According to Cubadebate.cu, at least 70 percent of moneys received from Brazil as payment for services provided by Cuban doctors goes toward providing Cuba’s health care system with new equipment and improved facilities. The doctors, we learn, gave up potential income voluntarily. The editorial team denies that Cuba restricts doctors’ families from living in Brazil, claiming that Brazil sets the rules and that family members do visit the doctors in Brazil. And a few families live there.
Also, a 2013 law signed by President Dilma Rousseff exempted foreign doctors working in Brazil from having to sit for licensure exams. Brazil’s current government extended the law. In any case Brazil’s medical profession has arranged for only eight percent of physicians taking the exam to actually pass it.

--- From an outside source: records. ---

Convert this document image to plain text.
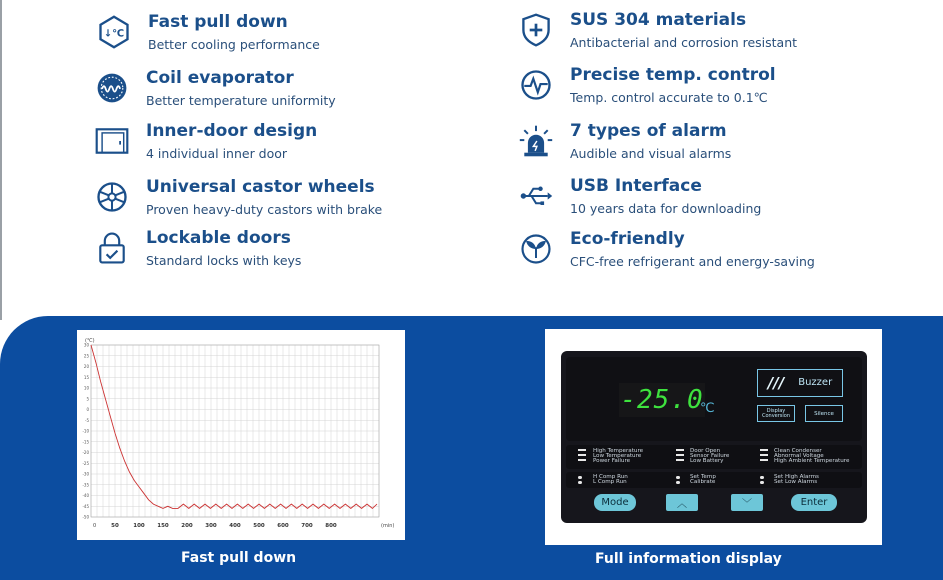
↓℃
Fast pull down
Better cooling performance
Coil evaporator
Better temperature uniformity
Inner-door design
4 individual inner door
Universal castor wheels
Proven heavy-duty castors with brake
Lockable doors
Standard locks with keys
SUS 304 materials
Antibacterial and corrosion resistant
Precise temp. control
Temp. control accurate to 0.1℃
7 types of alarm
Audible and visual alarms
USB Interface
10 years data for downloading
Eco-friendly
CFC-free refrigerant and energy-saving
30
25
20
15
10
5
0
-5
-10
-15
-20
-25
-30
-35
-40
-45
-50
50	100 150 200 300 400 500 600 700 800
(℃)
(min)
0
Fast pull down
-25.0
℃
/// Buzzer
Display Conversion	Silence
High Temperature
Low Temperature
Power Failure
Door Open
Sensor Failure
Low Battery
Clean Condenser
Abnormal Voltage
High Ambient Temperature
H Comp Run
L Comp Run
Set Temp
Calibrate
Set High Alarms
Set Low Alarms
Mode	︿	﹀	Enter
Full information display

In regard to where the money goes: Brazil sends Cuba’s Ministry of Health $800 each month as pay for the doctors’ services. If each one, as reported, receives 25 – 30 percent of that – estimates vary- she or he receives $260-$320 each month. Presumably that pay stays in Cuba for use by the doctors’ families. That’s the arrangement for Cuban doctors working elsewhere in the world. Local governments in Brazil provide the doctors with food, housing, and incidentals. Physicians working in Cuba earn slightly more than $60 per month.
This story is about generosity and solidarity, at least according to a former Brazilian health minister: “Bolsonaro doesn’t understand that a doctor doesn’t practice medicine only for money. Doctors working in areas of great poverty don’t think solely about money.” That’s true with Cuban doctors. Over the course of 55 years, they’ve carried out 600,000 individual medical missions to 164 nations where 400,000 health workers have provided care.
Dr. Yonner González Infante soon will leave Brazil, unwillingly. He wrote an open letter to Bolsonaro.
“Bolsonaro, my son, when your honor says that Cuba keeps my salary, I only think of my mother, brothers, nephews, cousins, uncles, neighbors, my whole family. They are guaranteed health care without paying anything. I realize that my education as a doctor was thanks to the creation of public universities … where [everybody’s] children share the same schools without discrimination by sex, color, ideology, or wealth. That, Bolsonaro, is called equality. You don’t know about that because it doesn’t exist in a country where corruption and political privileges eat up Brazil’s wealth.”
Dr. Arnaldo Cedeño Núñez has already returned. Since 2016 he had cared for indigenous Aparai -Wayana children living in the frontier region Brazil shares with Surinam and French Guiana. Asked about his experience, he expressed his “apology to my children for not saying goodbye. I gave them my love, I taught them to dance and to sing and about our culture. My only sadness is not having been able to embrace them when I left.”